Когда я спасала несчастных мужчин, я не понимала, как легко и приятно заменить их кошками. Даже когда я вышла замуж за Ронни, а его-то спасать не пришлось, и научилась не спасать людей, я все еще не испытывала к этим животным никакой симпатии. Когда в подвал лондонского дома провалился маленький черный котенок, я просто вытащила его и отнесла в местный приют для котиков. Мне даже в голову не пришло оставить малыша у себя. Я ни разу не поинтересовалась, какой была его судьба.

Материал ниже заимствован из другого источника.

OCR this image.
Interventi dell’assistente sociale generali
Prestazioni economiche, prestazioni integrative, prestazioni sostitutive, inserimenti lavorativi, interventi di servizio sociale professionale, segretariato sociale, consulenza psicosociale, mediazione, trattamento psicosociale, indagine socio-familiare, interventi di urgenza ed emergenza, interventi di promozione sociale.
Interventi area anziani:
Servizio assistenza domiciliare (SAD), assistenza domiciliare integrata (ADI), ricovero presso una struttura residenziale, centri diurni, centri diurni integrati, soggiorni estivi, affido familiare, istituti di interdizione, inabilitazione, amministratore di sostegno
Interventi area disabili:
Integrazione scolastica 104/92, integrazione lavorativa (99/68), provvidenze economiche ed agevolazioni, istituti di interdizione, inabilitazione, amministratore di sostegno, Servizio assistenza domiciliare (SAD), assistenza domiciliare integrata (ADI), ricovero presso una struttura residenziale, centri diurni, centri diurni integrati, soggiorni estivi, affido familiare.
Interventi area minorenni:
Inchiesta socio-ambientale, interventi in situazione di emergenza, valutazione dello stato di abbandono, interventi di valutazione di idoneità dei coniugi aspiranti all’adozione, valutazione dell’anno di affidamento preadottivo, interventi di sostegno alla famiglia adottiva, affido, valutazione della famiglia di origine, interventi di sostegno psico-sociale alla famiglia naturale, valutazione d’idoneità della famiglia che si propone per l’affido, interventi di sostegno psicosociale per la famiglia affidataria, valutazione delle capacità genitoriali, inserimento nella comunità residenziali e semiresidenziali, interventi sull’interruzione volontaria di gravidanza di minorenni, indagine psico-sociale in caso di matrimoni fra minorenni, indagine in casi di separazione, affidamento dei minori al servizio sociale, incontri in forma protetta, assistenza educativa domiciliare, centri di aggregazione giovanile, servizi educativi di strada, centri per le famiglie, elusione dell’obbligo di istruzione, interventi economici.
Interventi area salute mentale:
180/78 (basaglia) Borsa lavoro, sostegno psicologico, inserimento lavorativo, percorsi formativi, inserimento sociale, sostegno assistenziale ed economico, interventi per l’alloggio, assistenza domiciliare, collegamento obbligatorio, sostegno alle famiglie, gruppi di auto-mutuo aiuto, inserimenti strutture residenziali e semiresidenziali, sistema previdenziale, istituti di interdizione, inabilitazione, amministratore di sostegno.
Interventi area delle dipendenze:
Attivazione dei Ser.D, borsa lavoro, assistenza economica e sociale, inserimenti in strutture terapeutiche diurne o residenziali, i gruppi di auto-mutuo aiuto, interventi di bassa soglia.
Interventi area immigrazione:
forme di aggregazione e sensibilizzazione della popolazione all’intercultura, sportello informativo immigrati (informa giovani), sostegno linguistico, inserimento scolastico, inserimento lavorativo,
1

Я сделала минимум возможного для этого существа, а ведь в 70-е годы кошачьи приюты просто-таки наводняли бездомные животные. Может, малыш так и не нашел себе дом.

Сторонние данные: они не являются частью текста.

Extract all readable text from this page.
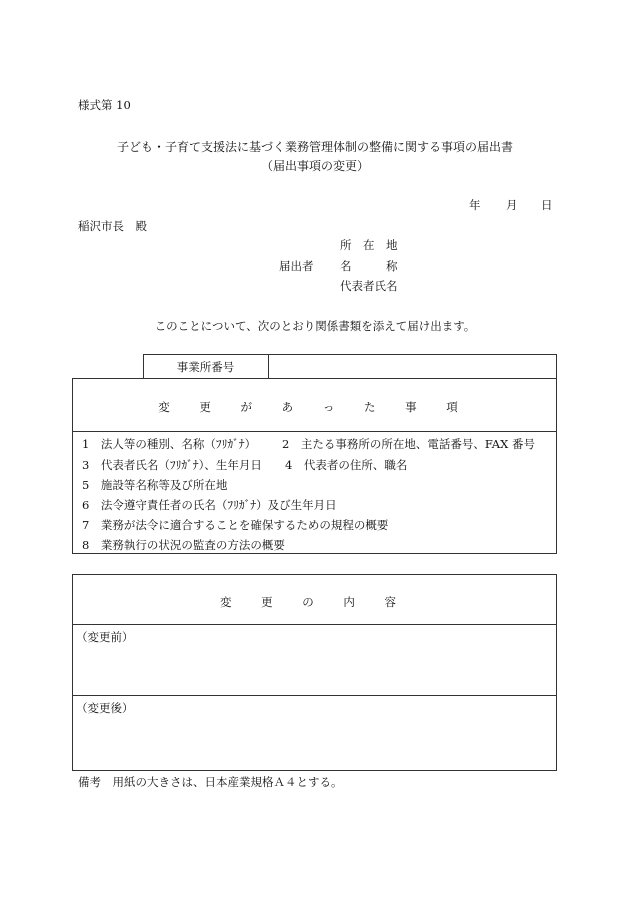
様式第 10
子ども・子育て支援法に基づく業務管理体制の整備に関する事項の届出書
（届出事項の変更）
年 月 日
稲沢市長　殿
所　在　地
届出者 名　　　称
代表者氏名
このことについて、次のとおり関係書類を添えて届け出ます。
事業所番号
変 更 が あ っ た 事 項
1　法人等の種別、名称（ﾌﾘｶﾞﾅ） 2　主たる事務所の所在地、電話番号、FAX 番号
3　代表者氏名（ﾌﾘｶﾞﾅ）、生年月日 4　代表者の住所、職名
5　施設等名称等及び所在地
6　法令遵守責任者の氏名（ﾌﾘｶﾞﾅ）及び生年月日
7　業務が法令に適合することを確保するための規程の概要
8　業務執行の状況の監査の方法の概要
変 更 の 内 容
（変更前）
（変更後）
備考　用紙の大きさは、日本産業規格Ａ４とする。
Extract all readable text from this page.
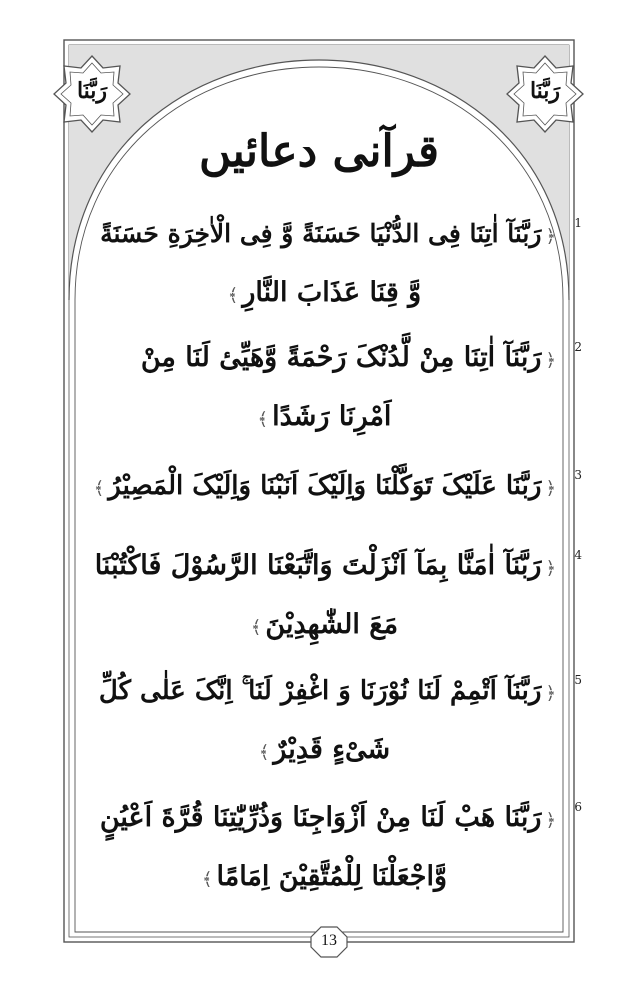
رَبَّنَا
رَبَّنَا
قرآنی دعائیں
1
﴿رَبَّنَآ اٰتِنَا فِی الدُّنْیَا حَسَنَةً وَّ فِی الْاٰخِرَةِ حَسَنَةً
وَّ قِنَا عَذَابَ النَّارِ﴾
2
﴿رَبَّنَآ اٰتِنَا مِنْ لَّدُنْکَ رَحْمَةً وَّهَیِّیٔ لَنَا مِنْ
اَمْرِنَا رَشَدًا﴾
3
﴿رَبَّنَا عَلَیْکَ تَوَکَّلْنَا وَاِلَیْکَ اَنَبْنَا وَاِلَیْکَ الْمَصِیْرُ﴾
4
﴿رَبَّنَآ اٰمَنَّا بِمَآ اَنْزَلْتَ وَاتَّبَعْنَا الرَّسُوْلَ فَاکْتُبْنَا
مَعَ الشّٰهِدِیْنَ﴾
5
﴿رَبَّنَآ اَتْمِمْ لَنَا نُوْرَنَا وَ اغْفِرْ لَنَا ۚ اِنَّکَ عَلٰی کُلِّ
شَیْءٍ قَدِیْرٌ﴾
6
﴿رَبَّنَا هَبْ لَنَا مِنْ اَزْوَاجِنَا وَذُرِّیّٰتِنَا قُرَّةَ اَعْیُنٍ
وَّاجْعَلْنَا لِلْمُتَّقِیْنَ اِمَامًا﴾
13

Думаю, подобное безразличие было связано с собственной зависимостью от алкоголя. Пьянство порождало эгоизм, и это состояние усиливалось с каждым днем. Алкоголь захлестывал меня с головой. В жизни не осталось места для увлечений и интересов – одна лишь бутылка. Спиртное заглушило даже мою страсть к спасению всех и вся. Я работала и пила.

Конечно, я в этом себе не признавалась. Обычно твердила: «Я много работаю, и мне нужно как следует расслабиться», этими словами пытаясь оправдать свое поведение. Я не понимала и не хотела понимать, что делает со мной спиртное. Болезненные зависимости – единственные болезни, не позволяющие понять, что с тобой происходит.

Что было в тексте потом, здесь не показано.